At the end of "The Canterville Ghost," Virginia meets the ghost as he gazes absently out a window in an empty room. They talk together and banter as only Wild's characters can, but eventually the truth comes out: the ghost longs for death, and, as per an inscription on the library window, only Virginia can give it to him. He takes her away with him through the walls. When it becomes apparent that she is missing, her family goes into a panic and searches for her across town. They question the train stationmasters, a band of gypsies traveling through town, and the neighbors. When Mr. Otis and the young Duke of Cheshire, who is courting Virginia, finally arrive back home late at night after their long search, they decide to wire Scotland Yard in the morning—then Virginia at last appears out of a secret passage on the staircase, holding a small casket (wooden box) full of jewels. She declares that the ghost is finally dead and leads the family to a secret room where a skeleton is chained to the wall, reaching for a pitcher and table that were placed just out of reach. He had been starved to death by his brothers-in-law, as he confessed to Virginia before she disappeared.
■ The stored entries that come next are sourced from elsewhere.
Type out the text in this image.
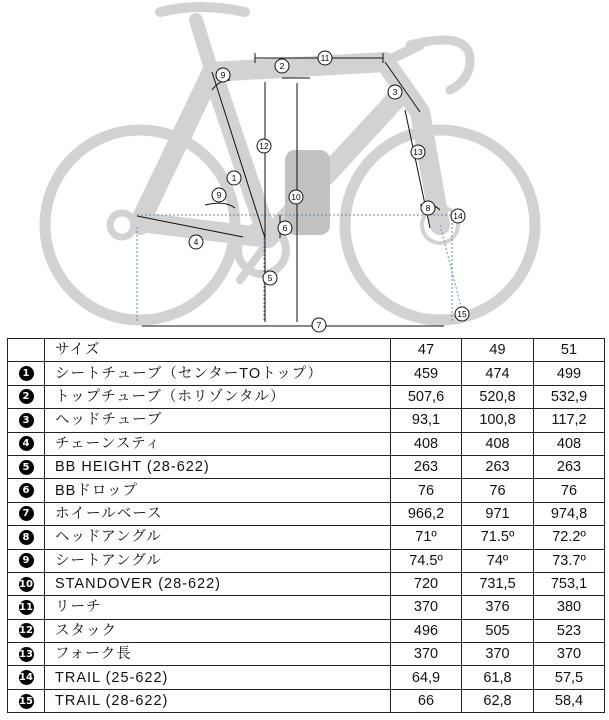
1
2
3
4
5
6
7
8
9
9	10
11
12
13
14
15
	サイズ	47	49	51
1	シートチューブ（センターTOトップ）	459	474	499
2	トップチューブ（ホリゾンタル）	507,6	520,8	532,9
3	ヘッドチューブ	93,1	100,8	117,2
4	チェーンスティ	408	408	408
5	BB HEIGHT (28-622)	263	263	263
6	BBドロップ	76	76	76
7	ホイールベース	966,2	971	974,8
8	ヘッドアングル	71º	71.5º	72.2º
9	シートアングル	74.5º	74º	73.7º
10	STANDOVER (28-622)	720	731,5	753,1
11	リーチ	370	376	380
12	スタック	496	505	523
13	フォーク長	370	370	370
14	TRAIL (25-622)	64,9	61,8	57,5
15	TRAIL (28-622)	66	62,8	58,4
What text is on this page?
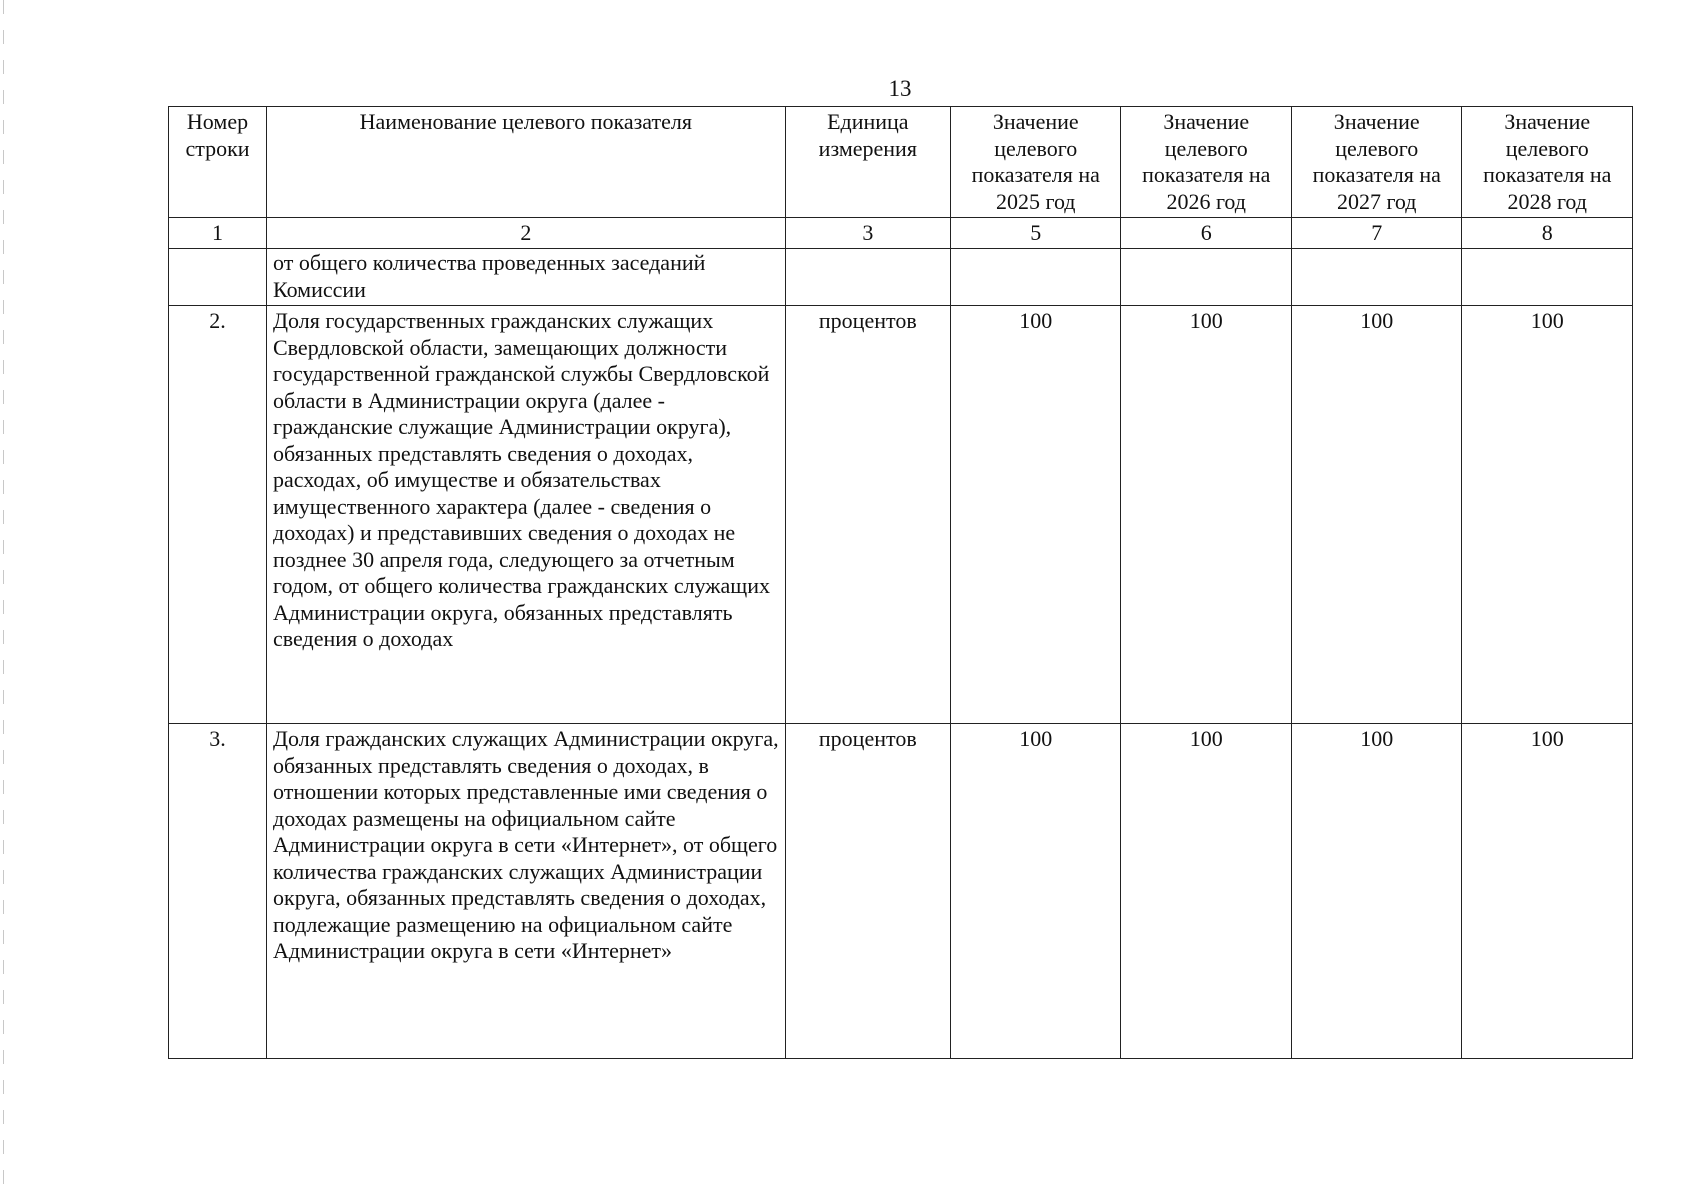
13
Номер строки	Наименование целевого показателя	Единица измерения	Значение целевого показателя на 2025 год	Значение целевого показателя на 2026 год	Значение целевого показателя на 2027 год	Значение целевого показателя на 2028 год
1	2	3	5	6	7	8
	от общего количества проведенных заседаний Комиссии					
2.	Доля государственных гражданских служащих Свердловской области, замещающих должности государственной гражданской службы Свердловской области в Администрации округа (далее - гражданские служащие Администрации округа), обязанных представлять сведения о доходах, расходах, об имуществе и обязательствах имущественного характера (далее - сведения о доходах) и представивших сведения о доходах не позднее 30 апреля года, следующего за отчетным годом, от общего количества гражданских служащих Администрации округа, обязанных представлять сведения о доходах	процентов	100	100	100	100
3.	Доля гражданских служащих Администрации округа, обязанных представлять сведения о доходах, в отношении которых представленные ими сведения о доходах размещены на официальном сайте Администрации округа в сети «Интернет», от общего количества гражданских служащих Администрации округа, обязанных представлять сведения о доходах, подлежащие размещению на официальном сайте Администрации округа в сети «Интернет»	процентов	100	100	100	100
The family and the Cantervilles have a lovely, somber funeral for Sir Simon (the ghost), and when the Duke of Cheshire finally comes of age, he marries Virginia. The story ends with him and Virginia visiting the ghost's grave and sitting to rest in the ruins of an old abbey. Virginia says that she can never tell anyone of what happened between her and the ghost while she was away but that "he made me see what Life is, and what Death signifies, and why Love is stronger than both." The husband then brings up children, at the mention of which, in the last line, "Virginia blushed."

There is a marked tonal shift at the end of the story. During the haunting, the tone is primarily comic and pokes fun at some of the most striking tropes of the horror genre; after Virginia and the ghost banter a bit, though, the tone sobers and the narrative turns serious. The story ends in a wedding, a mark of a traditional dramatic comedy, but this is only after the ghost has confessed that he has been unable to rest for 300 years. Wilde offers his sad situation the respect it deserves.